- Born: November 4, 1980 (age 44) Rochester, NY, USA
- Height: 5 ft 5 in (165 cm)
- Weight: 130 lb (59 kg; 9 st 4 lb)
- Position: Forward
- ECAC NWHL team: Brown Bears Oakville Ice
- National team: United States
- Playing career: 1999–2008
- Medal record
Representing United States
Women's ice hockey
Olympic Games
| Bronze medal – third place | 2006 Turin | Tournament |
IIHF World Women's Championships
| Gold medal – first place | 2005 Sweden | Tournament |
| Silver medal – second place | 2004 Canada | Tournament |

= Kim Insalaco =

American ice hockey player (born 1980)

Kimberly Michelle Insalaco (born November 4, 1980) is an American ice hockey player. She won a bronze medal at the 2006 Winter Olympics. She graduated from Brown University in 2003.

==Before Brown==
Insalaco was educated at Choate Rosemary Hall in Wallingford, Connecticut, where in 1999 she was and played for the Connecticut Polar Bears. She was the 1999 New England Prep School Player of the Year, Boston Globe All-Scholastic Selection, Hockey Night in Boston Most Valuable Forward, and Hockey Night in Boston All-Scholastic Tournament MVP. She was an All-State Soccer Award winner and an All-New England Soccer Team MVP in 1999. Kim is a 3-time New England Champion with the Choate Varsity Track and Field, Soccer, and Ice Hockey teams. Kim set and still holds the ice hockey single-season goal-scoring record at Choate, with 51 goals, during the 1997-98 regular season.

==At Brown==
Kim played for the Brown University Bears from 1999 to 2003 and was an extremely important factor in Brown's success during those years. She played in one AWCHA National Championship and one NCAA National Frozen Four Final finishing as a runner-up to Minn.-Duluth.

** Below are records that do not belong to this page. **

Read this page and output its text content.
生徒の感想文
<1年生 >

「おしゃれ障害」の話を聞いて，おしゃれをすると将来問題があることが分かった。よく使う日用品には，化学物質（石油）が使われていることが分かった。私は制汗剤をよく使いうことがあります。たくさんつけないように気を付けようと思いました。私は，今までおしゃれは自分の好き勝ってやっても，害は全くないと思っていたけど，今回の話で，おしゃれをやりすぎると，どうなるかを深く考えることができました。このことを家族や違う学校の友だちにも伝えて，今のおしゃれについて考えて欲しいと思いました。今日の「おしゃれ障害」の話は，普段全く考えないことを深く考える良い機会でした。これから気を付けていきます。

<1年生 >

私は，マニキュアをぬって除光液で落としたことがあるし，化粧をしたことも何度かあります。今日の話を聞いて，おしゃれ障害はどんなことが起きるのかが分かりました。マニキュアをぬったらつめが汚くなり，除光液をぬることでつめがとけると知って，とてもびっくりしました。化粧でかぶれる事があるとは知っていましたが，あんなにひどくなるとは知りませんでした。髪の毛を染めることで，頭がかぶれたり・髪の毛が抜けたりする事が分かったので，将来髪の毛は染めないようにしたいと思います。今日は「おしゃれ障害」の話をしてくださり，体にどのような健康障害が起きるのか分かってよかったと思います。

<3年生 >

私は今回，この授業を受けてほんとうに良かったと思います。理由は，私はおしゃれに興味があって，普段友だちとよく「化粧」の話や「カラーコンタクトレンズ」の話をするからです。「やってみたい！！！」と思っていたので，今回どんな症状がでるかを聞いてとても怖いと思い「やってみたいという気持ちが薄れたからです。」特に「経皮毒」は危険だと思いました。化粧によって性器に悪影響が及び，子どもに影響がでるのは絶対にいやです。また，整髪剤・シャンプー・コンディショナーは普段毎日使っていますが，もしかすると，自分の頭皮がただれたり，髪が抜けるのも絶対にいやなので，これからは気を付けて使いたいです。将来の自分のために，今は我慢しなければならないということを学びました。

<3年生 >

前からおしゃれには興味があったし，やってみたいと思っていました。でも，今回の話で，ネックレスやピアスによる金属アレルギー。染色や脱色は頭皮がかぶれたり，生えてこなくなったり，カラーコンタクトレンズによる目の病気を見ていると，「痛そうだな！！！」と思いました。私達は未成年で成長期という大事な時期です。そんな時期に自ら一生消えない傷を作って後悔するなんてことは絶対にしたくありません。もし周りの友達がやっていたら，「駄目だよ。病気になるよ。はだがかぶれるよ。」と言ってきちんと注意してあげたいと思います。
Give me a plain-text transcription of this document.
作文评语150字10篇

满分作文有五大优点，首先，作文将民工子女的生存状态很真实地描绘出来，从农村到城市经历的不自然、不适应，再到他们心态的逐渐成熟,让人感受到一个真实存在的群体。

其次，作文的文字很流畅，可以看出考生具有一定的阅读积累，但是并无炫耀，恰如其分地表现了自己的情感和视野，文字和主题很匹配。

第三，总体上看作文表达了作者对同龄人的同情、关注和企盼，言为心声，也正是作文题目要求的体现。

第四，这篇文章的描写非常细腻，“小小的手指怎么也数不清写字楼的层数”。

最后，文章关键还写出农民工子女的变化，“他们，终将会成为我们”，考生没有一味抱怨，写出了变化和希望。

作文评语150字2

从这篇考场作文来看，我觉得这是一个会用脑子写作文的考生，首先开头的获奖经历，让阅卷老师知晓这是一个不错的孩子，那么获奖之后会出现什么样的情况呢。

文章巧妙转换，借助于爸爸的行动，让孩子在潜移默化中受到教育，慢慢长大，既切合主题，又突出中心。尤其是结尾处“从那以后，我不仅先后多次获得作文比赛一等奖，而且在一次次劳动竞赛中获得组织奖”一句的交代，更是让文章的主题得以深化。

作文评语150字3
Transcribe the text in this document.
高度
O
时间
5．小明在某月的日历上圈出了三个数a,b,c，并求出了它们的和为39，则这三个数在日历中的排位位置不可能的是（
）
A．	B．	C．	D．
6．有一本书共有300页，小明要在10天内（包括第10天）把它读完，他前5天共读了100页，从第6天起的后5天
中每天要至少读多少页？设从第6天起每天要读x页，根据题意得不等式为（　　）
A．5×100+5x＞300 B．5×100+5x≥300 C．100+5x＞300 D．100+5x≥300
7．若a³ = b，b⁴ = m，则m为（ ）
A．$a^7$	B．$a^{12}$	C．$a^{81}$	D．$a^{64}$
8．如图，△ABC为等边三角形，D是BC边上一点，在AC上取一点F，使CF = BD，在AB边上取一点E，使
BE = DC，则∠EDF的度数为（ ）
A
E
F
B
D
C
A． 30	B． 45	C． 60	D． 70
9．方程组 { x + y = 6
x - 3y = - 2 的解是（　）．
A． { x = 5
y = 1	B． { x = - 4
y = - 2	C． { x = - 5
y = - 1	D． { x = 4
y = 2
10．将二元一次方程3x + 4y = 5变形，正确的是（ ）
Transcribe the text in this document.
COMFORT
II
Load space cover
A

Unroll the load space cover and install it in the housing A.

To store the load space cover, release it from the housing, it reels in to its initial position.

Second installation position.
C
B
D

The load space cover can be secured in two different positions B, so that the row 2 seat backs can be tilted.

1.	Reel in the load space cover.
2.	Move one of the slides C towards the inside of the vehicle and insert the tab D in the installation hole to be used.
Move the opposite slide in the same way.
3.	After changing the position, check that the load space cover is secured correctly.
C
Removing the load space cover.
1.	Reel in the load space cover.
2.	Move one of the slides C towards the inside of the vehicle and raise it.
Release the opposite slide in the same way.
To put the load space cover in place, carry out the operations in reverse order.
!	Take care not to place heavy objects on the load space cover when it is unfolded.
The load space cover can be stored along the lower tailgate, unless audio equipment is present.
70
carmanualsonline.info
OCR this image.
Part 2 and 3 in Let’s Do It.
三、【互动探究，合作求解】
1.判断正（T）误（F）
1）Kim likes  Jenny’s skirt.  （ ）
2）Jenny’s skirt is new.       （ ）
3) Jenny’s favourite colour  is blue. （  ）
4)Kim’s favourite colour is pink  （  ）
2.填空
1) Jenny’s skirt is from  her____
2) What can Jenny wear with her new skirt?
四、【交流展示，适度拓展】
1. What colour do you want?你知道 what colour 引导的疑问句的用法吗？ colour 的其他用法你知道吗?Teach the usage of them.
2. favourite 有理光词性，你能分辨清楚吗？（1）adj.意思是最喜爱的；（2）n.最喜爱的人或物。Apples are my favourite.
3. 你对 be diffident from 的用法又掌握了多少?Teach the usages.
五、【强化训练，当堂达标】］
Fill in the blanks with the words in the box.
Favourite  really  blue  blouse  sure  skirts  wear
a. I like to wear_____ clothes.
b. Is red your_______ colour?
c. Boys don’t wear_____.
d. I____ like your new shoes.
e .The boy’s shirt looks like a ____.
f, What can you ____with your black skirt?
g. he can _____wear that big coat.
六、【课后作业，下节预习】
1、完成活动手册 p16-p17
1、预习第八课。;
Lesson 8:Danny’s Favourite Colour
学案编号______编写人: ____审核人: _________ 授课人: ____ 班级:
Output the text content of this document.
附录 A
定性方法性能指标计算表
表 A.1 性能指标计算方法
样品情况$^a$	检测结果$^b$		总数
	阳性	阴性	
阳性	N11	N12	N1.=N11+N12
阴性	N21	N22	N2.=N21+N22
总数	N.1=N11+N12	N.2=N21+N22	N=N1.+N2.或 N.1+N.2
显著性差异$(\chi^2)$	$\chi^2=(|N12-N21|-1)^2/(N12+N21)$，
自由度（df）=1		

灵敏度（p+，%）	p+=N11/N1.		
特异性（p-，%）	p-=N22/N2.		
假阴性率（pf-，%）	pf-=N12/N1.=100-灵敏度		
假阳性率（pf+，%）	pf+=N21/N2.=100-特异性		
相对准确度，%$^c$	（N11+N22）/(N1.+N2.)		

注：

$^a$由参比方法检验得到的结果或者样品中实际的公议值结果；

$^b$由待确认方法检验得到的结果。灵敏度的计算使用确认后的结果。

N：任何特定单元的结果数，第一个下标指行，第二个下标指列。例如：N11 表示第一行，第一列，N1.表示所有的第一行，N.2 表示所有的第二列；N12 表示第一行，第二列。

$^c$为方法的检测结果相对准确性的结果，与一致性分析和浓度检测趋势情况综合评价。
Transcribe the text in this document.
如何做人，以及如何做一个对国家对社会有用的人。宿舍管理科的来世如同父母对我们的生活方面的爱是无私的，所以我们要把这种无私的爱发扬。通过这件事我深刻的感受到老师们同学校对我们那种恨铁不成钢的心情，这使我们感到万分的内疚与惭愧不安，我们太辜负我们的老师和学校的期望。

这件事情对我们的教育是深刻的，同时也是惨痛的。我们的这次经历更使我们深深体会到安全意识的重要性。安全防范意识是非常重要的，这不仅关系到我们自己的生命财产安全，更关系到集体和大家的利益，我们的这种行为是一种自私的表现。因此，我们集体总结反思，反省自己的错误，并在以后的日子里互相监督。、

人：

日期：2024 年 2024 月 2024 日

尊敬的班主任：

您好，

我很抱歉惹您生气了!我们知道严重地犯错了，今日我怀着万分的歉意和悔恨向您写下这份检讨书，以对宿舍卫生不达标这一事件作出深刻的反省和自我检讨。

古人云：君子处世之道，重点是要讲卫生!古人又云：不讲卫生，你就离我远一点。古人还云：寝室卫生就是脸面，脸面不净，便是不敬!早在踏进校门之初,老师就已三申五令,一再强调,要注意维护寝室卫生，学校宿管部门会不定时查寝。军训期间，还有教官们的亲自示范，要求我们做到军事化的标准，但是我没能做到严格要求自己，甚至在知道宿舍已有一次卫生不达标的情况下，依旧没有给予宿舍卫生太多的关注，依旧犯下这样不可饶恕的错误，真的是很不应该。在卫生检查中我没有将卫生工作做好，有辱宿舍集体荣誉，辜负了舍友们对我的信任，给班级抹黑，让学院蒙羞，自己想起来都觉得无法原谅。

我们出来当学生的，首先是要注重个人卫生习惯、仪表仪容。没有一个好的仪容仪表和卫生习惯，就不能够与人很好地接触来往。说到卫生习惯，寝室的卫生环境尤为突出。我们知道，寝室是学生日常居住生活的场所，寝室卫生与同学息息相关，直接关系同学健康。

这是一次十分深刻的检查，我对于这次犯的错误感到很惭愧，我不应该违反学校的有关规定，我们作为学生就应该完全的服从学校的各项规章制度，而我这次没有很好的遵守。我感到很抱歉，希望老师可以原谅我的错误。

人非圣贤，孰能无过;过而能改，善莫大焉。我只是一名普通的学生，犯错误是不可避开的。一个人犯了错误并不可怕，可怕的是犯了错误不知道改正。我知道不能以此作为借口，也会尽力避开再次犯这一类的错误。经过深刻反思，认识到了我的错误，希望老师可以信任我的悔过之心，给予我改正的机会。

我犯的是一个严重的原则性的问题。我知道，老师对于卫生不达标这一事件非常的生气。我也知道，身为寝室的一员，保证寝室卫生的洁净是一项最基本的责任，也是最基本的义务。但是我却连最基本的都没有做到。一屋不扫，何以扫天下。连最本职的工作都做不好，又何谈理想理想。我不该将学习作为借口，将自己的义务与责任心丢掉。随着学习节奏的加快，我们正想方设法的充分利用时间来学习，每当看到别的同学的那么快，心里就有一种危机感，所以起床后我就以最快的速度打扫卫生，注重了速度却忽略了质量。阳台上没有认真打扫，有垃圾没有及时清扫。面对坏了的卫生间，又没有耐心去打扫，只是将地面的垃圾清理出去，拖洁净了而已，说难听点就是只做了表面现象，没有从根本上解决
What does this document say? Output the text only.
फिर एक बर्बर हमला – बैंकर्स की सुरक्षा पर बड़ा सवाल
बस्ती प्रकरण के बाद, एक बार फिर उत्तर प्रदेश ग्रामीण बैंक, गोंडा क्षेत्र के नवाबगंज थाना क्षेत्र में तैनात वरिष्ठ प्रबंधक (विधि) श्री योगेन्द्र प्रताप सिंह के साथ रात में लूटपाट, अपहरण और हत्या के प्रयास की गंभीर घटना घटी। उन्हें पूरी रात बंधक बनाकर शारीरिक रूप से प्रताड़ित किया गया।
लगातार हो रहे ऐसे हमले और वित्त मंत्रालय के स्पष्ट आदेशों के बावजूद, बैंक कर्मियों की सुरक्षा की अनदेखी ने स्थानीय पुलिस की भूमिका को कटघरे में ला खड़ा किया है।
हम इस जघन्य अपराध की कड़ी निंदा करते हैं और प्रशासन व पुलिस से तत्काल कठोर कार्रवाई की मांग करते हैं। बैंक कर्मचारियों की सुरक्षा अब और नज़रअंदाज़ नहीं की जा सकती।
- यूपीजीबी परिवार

In her freshman season, she was the leading scorer for underclassmen tallying 20 goals and 17 assists, for 37 points. She was named to the First Team All-Ivy Selection and was also a member of the Brown Women's Soccer Team all 4-years.

In her junior year, Kim tallied 24 goals and 26 assists for a 50-point total, ranking third in scoring for the NCAA that season. She was also a co-captain. She scored the game-winning goal in the ECAC Championship and the NCAA Semi-Final match-up against Minnesota.

In her senior year, Kim tallied 9 goals and 23 assists for a 32-point total. She also earned ECAC All-Academic Honors. After her career at Brown, she competed for the Oakville Ice of the National Women's Hockey League.

==Team USA==
Kim attended U.S Junior National camps from 1994 to 1998 and attended the USA Hockey National Women's Festival for the first time in 1998. She was a member of the USA Under-22 National Team from 1996 to 2002. Kim played for the USA National Team at the Women's World Championship in 2003–2004, and 2004–2005, winning Gold in 2004–2005. In 2005, she again skated for Team USA at the Four Nations Cup in Finland. In 2006, Kim was named to the USA Olympic Team, which won Bronze at the 2006 Olympics in Turin, Italy.